WASHINGTON — The Office of the Comptroller of the Currency made good on a promise to rescind the agency's unilateral reforms of the Community Reinvestment Act.
The agency on Wednesday proposed to revert its CRA regulations to the previous framework in effect since 1995.
The rescission proposal, with comments due by Oct. 29, would undo virtually the entire rule finalized under the Trump administration and former Comptroller Joseph Otting in 2020. It would also further align the OCC with the CRA rules enforced by the other bank regulators in advance of their attempting to develop an interagency overhaul of the anti-redlining law.
Acting Comptroller Michael Hsu announced
“This would put us back in alignment with the Fed and FDIC,” Hsu said in an interview Wednesday.

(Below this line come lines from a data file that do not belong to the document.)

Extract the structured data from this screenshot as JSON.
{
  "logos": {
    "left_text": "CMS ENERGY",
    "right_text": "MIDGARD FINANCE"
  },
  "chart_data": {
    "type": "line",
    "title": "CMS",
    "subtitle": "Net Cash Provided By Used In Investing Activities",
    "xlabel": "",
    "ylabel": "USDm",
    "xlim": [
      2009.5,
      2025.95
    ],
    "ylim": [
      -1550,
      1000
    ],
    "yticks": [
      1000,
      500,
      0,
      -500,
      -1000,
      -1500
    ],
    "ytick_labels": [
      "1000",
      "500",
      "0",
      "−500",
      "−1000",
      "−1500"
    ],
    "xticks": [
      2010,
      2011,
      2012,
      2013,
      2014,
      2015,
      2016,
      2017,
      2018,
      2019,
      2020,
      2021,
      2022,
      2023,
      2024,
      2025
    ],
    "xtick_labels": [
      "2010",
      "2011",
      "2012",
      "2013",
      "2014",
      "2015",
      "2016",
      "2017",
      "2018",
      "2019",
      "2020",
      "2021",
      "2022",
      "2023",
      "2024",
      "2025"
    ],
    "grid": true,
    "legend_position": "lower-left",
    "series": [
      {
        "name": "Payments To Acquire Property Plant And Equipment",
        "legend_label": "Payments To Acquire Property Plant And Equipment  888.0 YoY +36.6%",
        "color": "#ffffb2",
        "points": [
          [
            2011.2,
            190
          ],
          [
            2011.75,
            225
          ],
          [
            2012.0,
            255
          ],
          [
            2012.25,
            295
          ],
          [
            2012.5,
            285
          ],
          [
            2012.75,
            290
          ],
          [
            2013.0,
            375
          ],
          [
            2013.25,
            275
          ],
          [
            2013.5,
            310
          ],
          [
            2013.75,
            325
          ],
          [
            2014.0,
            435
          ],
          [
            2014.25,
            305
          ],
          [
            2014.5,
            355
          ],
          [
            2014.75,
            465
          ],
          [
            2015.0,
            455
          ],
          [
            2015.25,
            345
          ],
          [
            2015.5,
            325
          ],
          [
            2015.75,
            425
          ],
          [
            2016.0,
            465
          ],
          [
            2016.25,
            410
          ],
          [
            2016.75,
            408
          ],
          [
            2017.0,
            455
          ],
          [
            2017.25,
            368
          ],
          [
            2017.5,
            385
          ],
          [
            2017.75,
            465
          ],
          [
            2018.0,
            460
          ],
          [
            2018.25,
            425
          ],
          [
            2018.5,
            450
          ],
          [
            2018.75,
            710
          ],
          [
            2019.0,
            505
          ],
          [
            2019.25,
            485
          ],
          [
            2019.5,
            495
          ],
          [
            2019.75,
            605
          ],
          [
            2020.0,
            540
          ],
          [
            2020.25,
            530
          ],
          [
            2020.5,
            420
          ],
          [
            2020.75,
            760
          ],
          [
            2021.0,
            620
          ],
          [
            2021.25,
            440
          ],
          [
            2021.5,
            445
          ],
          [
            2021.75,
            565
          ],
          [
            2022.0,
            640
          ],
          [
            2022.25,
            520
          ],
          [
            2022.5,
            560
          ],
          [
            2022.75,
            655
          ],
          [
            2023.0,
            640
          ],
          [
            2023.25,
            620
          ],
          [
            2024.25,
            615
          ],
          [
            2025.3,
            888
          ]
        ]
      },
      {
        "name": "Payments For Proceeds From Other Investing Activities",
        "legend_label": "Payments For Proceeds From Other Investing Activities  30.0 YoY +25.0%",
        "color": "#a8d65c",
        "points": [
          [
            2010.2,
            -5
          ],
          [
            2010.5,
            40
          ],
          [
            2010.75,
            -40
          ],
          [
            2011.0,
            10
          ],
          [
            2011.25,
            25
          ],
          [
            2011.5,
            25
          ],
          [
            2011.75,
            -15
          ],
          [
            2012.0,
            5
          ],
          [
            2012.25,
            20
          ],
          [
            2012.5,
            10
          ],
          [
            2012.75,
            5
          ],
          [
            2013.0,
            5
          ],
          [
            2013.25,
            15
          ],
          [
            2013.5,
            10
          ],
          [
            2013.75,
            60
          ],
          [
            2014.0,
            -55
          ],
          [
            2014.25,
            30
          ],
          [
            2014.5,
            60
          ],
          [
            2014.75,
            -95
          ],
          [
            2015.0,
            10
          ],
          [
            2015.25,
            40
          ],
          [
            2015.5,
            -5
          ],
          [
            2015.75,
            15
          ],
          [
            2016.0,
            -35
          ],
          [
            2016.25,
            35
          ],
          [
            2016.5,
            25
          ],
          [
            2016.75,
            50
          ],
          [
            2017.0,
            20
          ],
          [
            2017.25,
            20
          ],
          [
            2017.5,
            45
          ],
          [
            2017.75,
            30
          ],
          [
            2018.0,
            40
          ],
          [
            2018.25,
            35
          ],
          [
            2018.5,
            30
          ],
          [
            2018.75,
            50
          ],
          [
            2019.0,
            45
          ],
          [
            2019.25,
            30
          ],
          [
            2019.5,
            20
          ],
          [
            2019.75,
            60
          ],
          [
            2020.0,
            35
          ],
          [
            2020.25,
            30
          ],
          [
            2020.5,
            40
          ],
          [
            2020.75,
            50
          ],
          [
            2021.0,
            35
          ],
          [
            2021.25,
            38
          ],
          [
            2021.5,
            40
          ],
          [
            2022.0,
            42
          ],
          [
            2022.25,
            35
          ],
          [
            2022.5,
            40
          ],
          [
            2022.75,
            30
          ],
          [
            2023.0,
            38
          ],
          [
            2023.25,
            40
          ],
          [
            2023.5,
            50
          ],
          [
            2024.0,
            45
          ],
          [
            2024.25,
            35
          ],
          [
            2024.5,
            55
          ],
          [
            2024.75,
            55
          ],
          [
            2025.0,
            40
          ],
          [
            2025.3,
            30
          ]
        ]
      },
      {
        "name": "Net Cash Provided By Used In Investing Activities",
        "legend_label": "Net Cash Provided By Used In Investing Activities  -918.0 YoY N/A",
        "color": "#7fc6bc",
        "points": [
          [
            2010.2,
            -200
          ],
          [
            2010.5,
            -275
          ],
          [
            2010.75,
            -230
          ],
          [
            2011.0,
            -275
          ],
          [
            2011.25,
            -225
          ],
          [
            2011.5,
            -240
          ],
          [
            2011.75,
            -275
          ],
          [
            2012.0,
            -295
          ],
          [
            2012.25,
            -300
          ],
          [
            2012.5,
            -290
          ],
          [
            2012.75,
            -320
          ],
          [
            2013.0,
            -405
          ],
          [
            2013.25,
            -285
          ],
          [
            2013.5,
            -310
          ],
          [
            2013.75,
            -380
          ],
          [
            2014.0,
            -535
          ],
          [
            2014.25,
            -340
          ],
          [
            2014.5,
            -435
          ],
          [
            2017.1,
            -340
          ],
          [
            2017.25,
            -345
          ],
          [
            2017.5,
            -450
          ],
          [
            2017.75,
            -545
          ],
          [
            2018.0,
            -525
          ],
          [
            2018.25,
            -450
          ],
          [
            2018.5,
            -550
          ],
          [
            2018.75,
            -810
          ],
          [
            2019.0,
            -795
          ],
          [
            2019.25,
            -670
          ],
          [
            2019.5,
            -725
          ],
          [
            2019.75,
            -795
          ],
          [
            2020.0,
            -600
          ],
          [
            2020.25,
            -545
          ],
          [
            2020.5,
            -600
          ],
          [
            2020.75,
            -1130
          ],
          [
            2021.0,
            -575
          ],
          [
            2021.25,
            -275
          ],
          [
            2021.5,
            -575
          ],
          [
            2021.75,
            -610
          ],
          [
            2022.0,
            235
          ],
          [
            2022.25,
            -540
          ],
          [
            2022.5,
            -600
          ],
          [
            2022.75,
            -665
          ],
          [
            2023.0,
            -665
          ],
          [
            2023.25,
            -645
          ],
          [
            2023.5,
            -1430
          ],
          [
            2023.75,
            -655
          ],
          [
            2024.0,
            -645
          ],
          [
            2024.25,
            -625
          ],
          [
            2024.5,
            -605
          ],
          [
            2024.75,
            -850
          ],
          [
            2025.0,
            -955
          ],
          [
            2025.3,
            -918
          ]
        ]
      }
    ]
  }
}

In its proposed rulemaking, the agency said the framework "would be substantively identical to the 1995 Rules.”
“Consequently," it said, "all definitions, performance tests and standards, and related data collection, recordkeeping, and reporting requirements would revert to those in place prior to the issuance of the June 2020 Rule.”
While the agency had considered a partial rescission that retained some of the more broadly popular elements of the Trump-era rule, it ultimately concluded that the compliance difficulties would be too great.

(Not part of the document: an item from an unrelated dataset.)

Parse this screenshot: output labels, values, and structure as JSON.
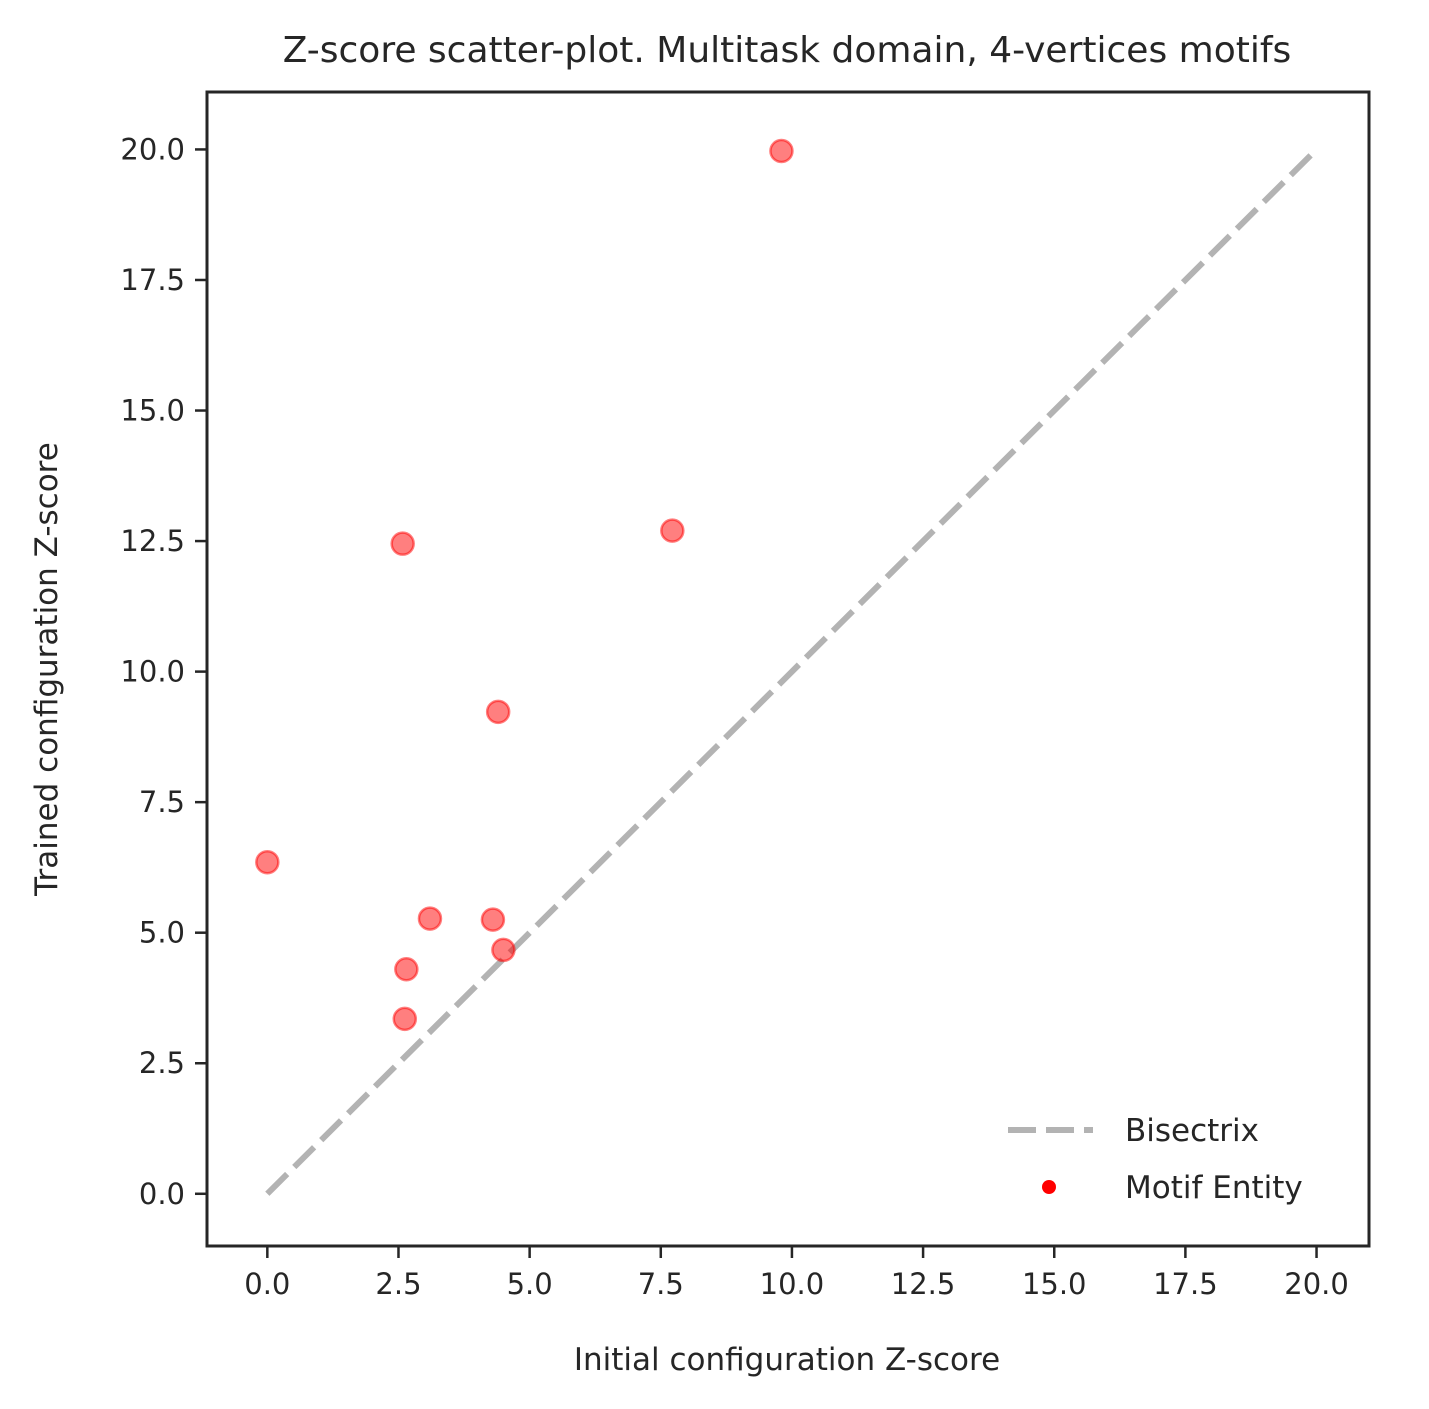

“Proposing yet another regulatory framework would impose undue burden on banks, their communities, and examiners who would need to learn and implement a new framework that was neither the June 2020 Rule, the 1995 Rules, nor the prospective interagency CRA rules,” the OCC said in its proposed rulemaking.
However, the OCC suggested that one popular element of the 2020 rule may live on as guidance: the illustrative list of activities that most frequently receive CRA credit. Banks and other CRA stakeholders had lauded that element of the Trump rule as a boon for transparency.
“Because the qualifying activity confirmation process is procedural and applies facts regarding a potential qualifying activity,” the proposed rule said, “the OCC could have interpreted and provided guidance on which activities would receive consideration in CRA examinations without codifying the process in the June 2020 Rule.”
The agency is eyeing an effective date of Jan. 1 for the proposal.
Hsu said the agency’s rationale for providing the timetable was rooted in a desire to move as quickly as possible to reform the 1977 law.
“The history of this rule has been one of a lot of delays, and I can't ignore that,” Hsu said in an interview. “There is kind of a central tendency to just kind of get mired in the details, and, well, we don't have time for that.”